2 Answers

  1. The tragicomic story of transformations in the Nutcracker fairy tale-the development of the metaphor “taste by the tooth” to distinguish real gold from fake: the ability to determine the taste of the right thing was considered in everyday culture a sign of an adult, in contrast to the credulity of a child. Hoffmann, like many romantics, laughs at the mundane belittling of childhood: from this point of view, the nutcracker would be a better child. The Krakatook nut that saves the princess but destroys Drosselmeyer is an image of wisdom (Chinese writing as a sign of ancient wisdom), which is saving for female spontaneity, but destroys the master who trusts it. Themes of eternal femininity as wisdom and mastery as an unbearable torment that requires the master to fight the world's evil will become normative in Russian symbolism, from Solovyov to Blok.
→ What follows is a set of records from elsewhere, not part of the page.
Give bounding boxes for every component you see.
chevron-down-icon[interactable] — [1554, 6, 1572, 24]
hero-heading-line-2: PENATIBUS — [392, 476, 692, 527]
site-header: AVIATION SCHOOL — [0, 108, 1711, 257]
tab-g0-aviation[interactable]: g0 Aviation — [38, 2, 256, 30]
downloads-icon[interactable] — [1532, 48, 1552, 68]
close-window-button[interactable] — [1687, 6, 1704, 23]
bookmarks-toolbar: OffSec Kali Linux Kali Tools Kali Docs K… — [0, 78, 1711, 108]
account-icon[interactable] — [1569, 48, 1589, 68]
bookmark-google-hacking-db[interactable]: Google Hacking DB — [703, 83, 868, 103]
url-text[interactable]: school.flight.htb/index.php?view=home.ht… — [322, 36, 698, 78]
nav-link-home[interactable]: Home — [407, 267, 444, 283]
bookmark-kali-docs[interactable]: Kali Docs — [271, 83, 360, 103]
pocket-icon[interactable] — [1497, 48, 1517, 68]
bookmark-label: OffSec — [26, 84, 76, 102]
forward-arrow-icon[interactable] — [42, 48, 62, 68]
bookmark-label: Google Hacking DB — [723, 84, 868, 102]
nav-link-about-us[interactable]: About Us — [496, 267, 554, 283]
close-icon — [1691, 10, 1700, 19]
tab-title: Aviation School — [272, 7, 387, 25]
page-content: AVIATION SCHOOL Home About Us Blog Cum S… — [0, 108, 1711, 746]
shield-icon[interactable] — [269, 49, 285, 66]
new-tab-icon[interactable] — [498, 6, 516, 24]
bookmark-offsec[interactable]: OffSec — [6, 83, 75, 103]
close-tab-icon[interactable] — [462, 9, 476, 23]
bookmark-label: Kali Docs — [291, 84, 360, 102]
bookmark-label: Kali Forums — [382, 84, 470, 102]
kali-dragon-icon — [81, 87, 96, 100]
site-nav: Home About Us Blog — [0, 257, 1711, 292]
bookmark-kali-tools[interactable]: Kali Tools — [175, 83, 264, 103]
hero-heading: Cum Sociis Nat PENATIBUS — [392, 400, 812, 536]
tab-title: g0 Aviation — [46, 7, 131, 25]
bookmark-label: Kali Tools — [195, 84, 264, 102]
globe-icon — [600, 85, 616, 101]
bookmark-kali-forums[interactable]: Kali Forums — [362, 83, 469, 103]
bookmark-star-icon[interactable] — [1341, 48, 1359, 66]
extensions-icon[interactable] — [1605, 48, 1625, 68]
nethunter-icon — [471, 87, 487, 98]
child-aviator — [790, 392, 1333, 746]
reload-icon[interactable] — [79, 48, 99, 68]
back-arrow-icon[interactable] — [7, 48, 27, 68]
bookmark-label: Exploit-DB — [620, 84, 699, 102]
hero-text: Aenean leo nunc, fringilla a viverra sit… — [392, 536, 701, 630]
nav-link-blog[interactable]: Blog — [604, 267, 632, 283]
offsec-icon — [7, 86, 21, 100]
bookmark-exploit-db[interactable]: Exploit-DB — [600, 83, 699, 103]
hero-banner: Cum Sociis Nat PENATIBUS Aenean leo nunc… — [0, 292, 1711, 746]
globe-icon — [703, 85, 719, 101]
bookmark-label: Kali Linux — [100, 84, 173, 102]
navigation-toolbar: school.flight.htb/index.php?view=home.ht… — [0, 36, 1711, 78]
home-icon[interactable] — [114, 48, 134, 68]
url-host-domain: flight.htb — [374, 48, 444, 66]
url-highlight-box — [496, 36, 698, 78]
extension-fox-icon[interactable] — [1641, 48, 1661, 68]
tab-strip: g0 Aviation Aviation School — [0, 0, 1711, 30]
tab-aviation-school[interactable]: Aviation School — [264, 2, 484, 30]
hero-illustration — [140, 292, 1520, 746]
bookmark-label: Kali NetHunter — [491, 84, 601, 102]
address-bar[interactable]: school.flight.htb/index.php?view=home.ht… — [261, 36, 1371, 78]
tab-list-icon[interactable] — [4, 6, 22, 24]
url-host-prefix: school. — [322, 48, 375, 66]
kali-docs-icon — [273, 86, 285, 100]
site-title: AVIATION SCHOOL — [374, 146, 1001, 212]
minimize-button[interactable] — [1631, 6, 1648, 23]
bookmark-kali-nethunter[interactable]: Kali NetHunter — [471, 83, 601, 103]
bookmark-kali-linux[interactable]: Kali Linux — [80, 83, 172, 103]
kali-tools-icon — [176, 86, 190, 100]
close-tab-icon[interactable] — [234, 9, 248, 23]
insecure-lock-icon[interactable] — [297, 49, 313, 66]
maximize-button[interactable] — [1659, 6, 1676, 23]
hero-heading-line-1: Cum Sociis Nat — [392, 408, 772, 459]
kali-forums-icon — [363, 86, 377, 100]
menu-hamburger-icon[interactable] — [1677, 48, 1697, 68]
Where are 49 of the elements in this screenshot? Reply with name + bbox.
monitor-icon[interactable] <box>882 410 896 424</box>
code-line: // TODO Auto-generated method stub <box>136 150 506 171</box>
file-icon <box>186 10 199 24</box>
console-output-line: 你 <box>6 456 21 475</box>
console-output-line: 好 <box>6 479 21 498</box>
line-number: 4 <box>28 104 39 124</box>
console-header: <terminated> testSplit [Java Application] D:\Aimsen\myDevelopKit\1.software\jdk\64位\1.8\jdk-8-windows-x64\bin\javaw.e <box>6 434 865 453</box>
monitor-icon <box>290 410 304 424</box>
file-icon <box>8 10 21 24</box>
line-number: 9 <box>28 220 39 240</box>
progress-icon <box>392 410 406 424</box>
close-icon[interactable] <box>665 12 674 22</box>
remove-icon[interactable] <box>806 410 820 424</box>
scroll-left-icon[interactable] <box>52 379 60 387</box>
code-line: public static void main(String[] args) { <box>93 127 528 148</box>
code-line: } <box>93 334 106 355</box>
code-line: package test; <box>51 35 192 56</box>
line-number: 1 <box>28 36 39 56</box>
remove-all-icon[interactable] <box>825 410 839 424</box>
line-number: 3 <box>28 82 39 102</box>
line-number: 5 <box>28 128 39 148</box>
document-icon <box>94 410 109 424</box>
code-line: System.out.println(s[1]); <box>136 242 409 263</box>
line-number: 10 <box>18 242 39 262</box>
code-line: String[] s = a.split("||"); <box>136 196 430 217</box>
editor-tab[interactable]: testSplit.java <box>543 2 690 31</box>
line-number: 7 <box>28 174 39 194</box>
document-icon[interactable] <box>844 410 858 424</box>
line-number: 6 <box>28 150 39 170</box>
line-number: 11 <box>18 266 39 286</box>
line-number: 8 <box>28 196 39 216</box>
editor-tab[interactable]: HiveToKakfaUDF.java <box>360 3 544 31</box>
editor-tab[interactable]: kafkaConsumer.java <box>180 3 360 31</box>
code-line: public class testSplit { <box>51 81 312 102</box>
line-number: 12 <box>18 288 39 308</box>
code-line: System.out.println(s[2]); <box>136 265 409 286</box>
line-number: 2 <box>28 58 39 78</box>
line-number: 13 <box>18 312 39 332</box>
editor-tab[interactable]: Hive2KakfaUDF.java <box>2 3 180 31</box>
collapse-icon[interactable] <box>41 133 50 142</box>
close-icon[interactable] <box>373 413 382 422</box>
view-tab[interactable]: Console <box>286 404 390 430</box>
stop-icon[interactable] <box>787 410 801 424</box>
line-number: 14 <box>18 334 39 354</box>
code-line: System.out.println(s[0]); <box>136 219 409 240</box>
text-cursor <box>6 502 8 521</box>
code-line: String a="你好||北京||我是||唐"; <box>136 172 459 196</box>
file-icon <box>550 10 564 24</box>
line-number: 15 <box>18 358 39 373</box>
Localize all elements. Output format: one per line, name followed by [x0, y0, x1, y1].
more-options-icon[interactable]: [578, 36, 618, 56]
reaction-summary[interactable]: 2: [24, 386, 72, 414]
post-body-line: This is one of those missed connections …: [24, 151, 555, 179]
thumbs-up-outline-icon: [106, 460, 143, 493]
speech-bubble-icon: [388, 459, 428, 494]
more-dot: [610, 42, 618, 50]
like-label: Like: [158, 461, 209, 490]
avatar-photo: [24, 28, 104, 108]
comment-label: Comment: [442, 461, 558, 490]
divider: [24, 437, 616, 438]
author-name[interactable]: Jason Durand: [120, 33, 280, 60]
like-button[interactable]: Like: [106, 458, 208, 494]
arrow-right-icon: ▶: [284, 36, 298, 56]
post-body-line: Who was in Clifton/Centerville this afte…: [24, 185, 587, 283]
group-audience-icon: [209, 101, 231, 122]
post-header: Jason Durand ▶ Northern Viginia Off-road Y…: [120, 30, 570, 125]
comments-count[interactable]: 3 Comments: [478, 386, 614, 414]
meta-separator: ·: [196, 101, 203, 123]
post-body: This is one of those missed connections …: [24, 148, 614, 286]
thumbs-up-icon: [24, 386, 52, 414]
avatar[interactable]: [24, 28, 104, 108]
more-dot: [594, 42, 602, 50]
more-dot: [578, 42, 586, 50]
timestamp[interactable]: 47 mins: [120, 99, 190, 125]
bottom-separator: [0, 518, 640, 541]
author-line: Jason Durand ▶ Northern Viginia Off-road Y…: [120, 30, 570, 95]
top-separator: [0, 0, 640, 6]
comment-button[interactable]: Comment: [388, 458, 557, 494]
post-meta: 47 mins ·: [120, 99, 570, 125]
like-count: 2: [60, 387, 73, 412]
  2. Princess Pirlipathen was born toothy, immediately with two rows of pearl teeth (!), bit her father's finger and generally liked to gnaw. This feature has been preserved in the converted state. As you may remember, the fairy tale is a short story within a short story (a favorite form of Romantics), here the story of the Nutcracker and Marie includes the story of the Hard Nut, just about Pirlipat. Through the image of the Nutcracker, Hoffman shows the connection between the two characters. Why exactly the nutcracker (and not some other doll), it is difficult to say. Could there have been another toy in its place?Maybe I could. But perhaps this is the character in which, in the author's opinion, it was best to combine the puppet/fairy-tale and real.